Monitoring Progress and Measuring Outcomes
Systematically monitoring student progress and assessing implementation of SEL strategies during implementation allows for course adaptations and student supports to happen in real time. This is particularly critical to ensure that course rigor and student engagement are comparable to in-person courses.
Measuring the outcomes of this course model ensures the courses have the intended influence on student outcomes and generates ongoing support from administrators, educators, and partners for implementation and growth.

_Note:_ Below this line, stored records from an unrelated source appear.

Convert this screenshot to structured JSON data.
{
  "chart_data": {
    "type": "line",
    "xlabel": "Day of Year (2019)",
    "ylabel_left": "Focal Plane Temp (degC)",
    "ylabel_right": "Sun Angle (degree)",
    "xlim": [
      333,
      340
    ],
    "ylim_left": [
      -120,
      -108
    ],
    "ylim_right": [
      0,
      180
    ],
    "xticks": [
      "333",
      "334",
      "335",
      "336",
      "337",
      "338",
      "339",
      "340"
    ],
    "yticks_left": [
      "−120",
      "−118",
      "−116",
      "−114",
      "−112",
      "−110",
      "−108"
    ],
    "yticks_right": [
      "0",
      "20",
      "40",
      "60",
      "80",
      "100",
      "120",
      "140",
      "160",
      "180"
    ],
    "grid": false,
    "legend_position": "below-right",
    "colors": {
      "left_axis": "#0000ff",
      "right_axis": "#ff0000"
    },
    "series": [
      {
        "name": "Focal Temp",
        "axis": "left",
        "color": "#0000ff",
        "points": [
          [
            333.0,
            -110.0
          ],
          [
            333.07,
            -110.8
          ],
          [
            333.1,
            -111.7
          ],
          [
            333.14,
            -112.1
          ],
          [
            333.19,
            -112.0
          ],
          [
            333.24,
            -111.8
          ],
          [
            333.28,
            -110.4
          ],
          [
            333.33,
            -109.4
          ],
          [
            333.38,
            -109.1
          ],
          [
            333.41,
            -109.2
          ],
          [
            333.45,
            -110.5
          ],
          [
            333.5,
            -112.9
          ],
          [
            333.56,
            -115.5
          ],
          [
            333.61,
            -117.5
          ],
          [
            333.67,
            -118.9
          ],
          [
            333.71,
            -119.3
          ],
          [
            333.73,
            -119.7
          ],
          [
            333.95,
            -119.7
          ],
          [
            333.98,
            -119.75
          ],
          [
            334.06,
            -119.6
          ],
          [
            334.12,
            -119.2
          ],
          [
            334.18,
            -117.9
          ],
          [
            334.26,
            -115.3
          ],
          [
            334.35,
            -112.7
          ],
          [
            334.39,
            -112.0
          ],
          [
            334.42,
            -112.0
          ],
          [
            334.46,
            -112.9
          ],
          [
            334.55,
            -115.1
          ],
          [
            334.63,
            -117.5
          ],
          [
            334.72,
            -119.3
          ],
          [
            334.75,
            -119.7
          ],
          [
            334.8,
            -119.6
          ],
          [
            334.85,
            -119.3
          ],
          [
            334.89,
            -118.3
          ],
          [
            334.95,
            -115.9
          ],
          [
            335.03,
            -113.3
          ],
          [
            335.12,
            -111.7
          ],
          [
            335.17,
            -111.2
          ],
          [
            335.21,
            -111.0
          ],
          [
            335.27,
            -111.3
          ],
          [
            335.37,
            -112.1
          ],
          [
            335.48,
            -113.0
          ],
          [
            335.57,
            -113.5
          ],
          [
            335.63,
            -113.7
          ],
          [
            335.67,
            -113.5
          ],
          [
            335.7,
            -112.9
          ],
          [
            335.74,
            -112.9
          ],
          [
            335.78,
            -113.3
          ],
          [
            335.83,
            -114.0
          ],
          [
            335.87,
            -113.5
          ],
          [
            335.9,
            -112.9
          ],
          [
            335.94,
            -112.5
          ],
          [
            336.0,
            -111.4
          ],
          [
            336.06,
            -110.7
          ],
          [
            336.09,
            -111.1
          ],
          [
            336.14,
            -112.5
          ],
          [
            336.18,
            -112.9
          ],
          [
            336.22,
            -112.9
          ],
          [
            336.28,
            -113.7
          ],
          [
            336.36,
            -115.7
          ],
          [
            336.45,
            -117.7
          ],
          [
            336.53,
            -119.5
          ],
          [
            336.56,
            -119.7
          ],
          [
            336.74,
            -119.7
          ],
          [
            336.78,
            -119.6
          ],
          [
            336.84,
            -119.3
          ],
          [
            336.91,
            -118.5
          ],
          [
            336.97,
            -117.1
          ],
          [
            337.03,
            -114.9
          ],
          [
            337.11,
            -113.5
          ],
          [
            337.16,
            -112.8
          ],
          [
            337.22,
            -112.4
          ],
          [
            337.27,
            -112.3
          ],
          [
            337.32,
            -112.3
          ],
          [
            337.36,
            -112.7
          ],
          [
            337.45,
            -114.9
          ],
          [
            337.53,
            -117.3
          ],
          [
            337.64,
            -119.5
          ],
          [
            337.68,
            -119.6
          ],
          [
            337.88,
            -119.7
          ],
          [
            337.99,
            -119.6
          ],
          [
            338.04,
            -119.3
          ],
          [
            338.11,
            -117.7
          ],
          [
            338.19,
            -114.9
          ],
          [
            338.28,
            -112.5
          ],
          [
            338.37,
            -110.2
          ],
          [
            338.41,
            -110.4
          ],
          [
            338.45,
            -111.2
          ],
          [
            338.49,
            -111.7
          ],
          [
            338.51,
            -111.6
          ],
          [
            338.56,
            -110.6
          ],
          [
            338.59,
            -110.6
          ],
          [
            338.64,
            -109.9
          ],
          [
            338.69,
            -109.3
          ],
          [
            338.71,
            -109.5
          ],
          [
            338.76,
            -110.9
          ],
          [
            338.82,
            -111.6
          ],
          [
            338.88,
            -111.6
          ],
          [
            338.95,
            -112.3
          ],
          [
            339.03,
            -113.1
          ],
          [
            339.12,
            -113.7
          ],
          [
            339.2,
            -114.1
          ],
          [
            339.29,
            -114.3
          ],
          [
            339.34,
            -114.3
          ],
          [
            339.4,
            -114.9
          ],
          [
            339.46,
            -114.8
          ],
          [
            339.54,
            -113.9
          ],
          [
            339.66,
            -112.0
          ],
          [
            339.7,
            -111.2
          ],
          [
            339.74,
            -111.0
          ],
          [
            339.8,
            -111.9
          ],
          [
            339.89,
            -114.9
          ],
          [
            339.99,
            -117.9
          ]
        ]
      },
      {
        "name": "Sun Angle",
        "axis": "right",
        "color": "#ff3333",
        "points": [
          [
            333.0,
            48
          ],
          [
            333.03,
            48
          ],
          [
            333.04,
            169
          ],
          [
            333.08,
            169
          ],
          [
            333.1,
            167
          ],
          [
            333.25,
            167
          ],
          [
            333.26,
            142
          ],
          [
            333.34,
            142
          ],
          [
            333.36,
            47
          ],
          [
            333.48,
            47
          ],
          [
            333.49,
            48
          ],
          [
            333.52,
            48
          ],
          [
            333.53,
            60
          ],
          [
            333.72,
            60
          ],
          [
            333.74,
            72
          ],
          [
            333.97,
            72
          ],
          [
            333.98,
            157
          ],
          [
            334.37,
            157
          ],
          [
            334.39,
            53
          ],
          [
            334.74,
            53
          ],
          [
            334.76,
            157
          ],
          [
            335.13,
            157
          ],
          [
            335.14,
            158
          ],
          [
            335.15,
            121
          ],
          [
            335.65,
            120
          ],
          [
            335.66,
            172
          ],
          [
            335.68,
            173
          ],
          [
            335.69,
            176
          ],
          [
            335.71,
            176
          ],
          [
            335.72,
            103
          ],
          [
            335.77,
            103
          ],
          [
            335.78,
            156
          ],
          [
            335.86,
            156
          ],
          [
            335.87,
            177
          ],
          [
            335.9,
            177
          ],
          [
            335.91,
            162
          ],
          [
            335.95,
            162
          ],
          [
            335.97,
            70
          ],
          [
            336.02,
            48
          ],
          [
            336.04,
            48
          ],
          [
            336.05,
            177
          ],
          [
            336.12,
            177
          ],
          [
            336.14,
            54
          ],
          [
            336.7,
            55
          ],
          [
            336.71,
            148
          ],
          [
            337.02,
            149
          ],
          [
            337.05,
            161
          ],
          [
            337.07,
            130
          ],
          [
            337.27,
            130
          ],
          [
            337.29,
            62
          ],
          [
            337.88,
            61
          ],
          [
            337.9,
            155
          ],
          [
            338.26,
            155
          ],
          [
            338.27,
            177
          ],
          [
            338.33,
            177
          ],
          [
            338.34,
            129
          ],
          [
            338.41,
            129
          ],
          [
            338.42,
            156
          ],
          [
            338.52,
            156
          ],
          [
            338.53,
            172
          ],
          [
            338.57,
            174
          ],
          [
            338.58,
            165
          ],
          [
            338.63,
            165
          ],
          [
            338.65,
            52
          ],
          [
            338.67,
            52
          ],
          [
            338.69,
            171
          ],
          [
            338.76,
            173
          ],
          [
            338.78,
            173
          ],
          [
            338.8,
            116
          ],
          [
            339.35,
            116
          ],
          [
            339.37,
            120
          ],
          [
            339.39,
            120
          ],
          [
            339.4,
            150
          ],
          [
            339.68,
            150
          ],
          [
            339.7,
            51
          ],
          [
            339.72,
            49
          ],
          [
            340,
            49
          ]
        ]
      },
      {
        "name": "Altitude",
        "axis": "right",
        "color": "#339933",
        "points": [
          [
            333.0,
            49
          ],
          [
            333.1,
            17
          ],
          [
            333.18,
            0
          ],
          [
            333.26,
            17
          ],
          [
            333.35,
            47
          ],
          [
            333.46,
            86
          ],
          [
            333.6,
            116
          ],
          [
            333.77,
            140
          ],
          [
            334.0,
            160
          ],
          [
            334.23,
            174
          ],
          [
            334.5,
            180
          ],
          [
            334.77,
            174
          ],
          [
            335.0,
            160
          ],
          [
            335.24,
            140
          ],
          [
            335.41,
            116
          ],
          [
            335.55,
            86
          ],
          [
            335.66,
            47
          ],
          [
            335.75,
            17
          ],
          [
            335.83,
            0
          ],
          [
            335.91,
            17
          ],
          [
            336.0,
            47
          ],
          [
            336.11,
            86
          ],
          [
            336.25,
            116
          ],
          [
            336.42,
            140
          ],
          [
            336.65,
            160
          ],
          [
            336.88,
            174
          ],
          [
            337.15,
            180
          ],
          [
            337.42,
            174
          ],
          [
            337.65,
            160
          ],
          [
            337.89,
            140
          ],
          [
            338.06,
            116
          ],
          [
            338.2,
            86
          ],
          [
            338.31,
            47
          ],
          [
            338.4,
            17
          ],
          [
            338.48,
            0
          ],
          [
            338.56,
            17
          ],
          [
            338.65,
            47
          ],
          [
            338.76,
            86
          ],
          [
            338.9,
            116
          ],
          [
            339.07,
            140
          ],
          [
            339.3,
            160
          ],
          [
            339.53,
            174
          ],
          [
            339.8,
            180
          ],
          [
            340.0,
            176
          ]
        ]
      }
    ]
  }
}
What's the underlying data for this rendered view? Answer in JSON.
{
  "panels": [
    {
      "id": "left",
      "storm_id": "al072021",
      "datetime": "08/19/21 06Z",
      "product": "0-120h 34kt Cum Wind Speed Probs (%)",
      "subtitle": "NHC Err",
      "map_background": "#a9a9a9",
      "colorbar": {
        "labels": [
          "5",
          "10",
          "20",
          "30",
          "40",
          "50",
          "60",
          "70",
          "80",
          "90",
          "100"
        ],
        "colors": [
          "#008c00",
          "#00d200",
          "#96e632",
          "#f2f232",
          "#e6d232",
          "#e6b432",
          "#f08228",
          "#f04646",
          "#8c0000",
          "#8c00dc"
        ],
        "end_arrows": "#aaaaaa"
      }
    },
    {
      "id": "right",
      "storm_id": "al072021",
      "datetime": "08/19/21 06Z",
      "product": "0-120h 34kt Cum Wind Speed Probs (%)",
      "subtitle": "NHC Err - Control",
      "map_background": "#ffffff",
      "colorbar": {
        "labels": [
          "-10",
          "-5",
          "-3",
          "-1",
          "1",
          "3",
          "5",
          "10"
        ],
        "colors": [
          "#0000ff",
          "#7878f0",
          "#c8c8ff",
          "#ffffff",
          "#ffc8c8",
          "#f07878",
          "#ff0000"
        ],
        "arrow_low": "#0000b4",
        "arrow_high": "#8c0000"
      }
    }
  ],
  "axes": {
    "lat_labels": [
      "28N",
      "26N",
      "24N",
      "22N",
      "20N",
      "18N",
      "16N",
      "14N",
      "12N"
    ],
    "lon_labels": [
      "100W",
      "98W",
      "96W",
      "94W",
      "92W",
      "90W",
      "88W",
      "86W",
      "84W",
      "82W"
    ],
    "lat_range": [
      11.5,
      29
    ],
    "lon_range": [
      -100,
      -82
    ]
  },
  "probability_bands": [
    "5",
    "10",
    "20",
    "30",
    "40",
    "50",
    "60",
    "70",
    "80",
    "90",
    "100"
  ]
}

Monitor implementation for continuous improvement
Monitoring the implementation of SEL strategies requires instructors to engage in a regular, reflective practice on at least a biweekly basis to reflect on the SEL strategies they implemented that week, how it went (e.g., student engagement with activities, facilitation, or technical challenges with an activity), and plans for adaptation.
College leaders, or the identified champion, should check in with instructors at least two times per semester to discuss progress, challenges, and lessons with implementation. This includes checking in on learning across instructors to understand how they collaborate to share real-time adaptations and lessons.
Together, these strategies promote ongoing learning and documentation to inform adaptations for future semesters and expansion into other courses.
Measure outcomes
If colleges want to research how SEL strategies are influencing student outcomes, they can build on the approach established by the ICAN project. There are four key areas that colleges might focus on to measure the impact of the courses:
- Students’ skill development and course experience: The college should distribute surveys at the start and end of each course to monitor students’ skill development, shifts in academic identity, and perceptions of instructor support. Colleges can leverage the sample student baseline and follow-up surveys (PDF) developed as part of the ICAN project.
- Course engagement and success: Student engagement in online courses can be measured in several ways, depending on the delivery mode (synchronous, asynchronous, or hybrid). The college should identify at least one engagement measure to collect based on the delivery approach, such as student attendance at live lectures or the time spent in the course’s learning management system.
- Academic achievement: Tracking course pass rates and grade point averages for students in courses that integrate SEL can help the college understand the outcomes of these courses compared with those of students in similar dual enrollment courses.
- Future course-taking and matriculation: To understand the potential longer-term benefits of offering this course model, colleges should track participating students’ future enrollment in dual enrollment courses and compare them with a comparison group of students. Additionally, tracking students’ matriculation to the college after high school graduation can serve as an indicator of their positive experience with the college.
Selecting a comparison group
To measure the impact of SEL strategies on student outcomes, it is necessary to compare the outcomes of students who receive the intervention with those of students taking similar dual enrollment courses but not receiving the intervention. There are a few things to consider when selecting a comparison group:
- Instructor quality should be similar: It is likely that instructors who choose to implement SEL strategies are already effective instructors who strive to personalize learning for students. To make fair comparisons of student outcomes, it will be important to choose comparison instructors with similar practices, instructional approaches, and teaching tenure.
- Course content should be similar: Because course grades and longer-term student outcomes will likely differ across subject areas (for example, sociology versus college algebra), it will be important to select comparison courses in the same (or a similar) subject area.
- Consider differences before and after implementing the course: It may be difficult to be confident in measuring the impact of the course if there are other potential differences across a course with SEL and comparison courses. In addition to instructor quality and subject area, other examples include the characteristics of students enrolling in the courses or the “level” of the course (e.g., whether there are prerequisites or placement exams). To account for these differences, it would be helpful to measure student outcomes in selected courses before and after implementing SEL strategies and observe whether student outcomes improve more in ICAN courses than in comparison courses.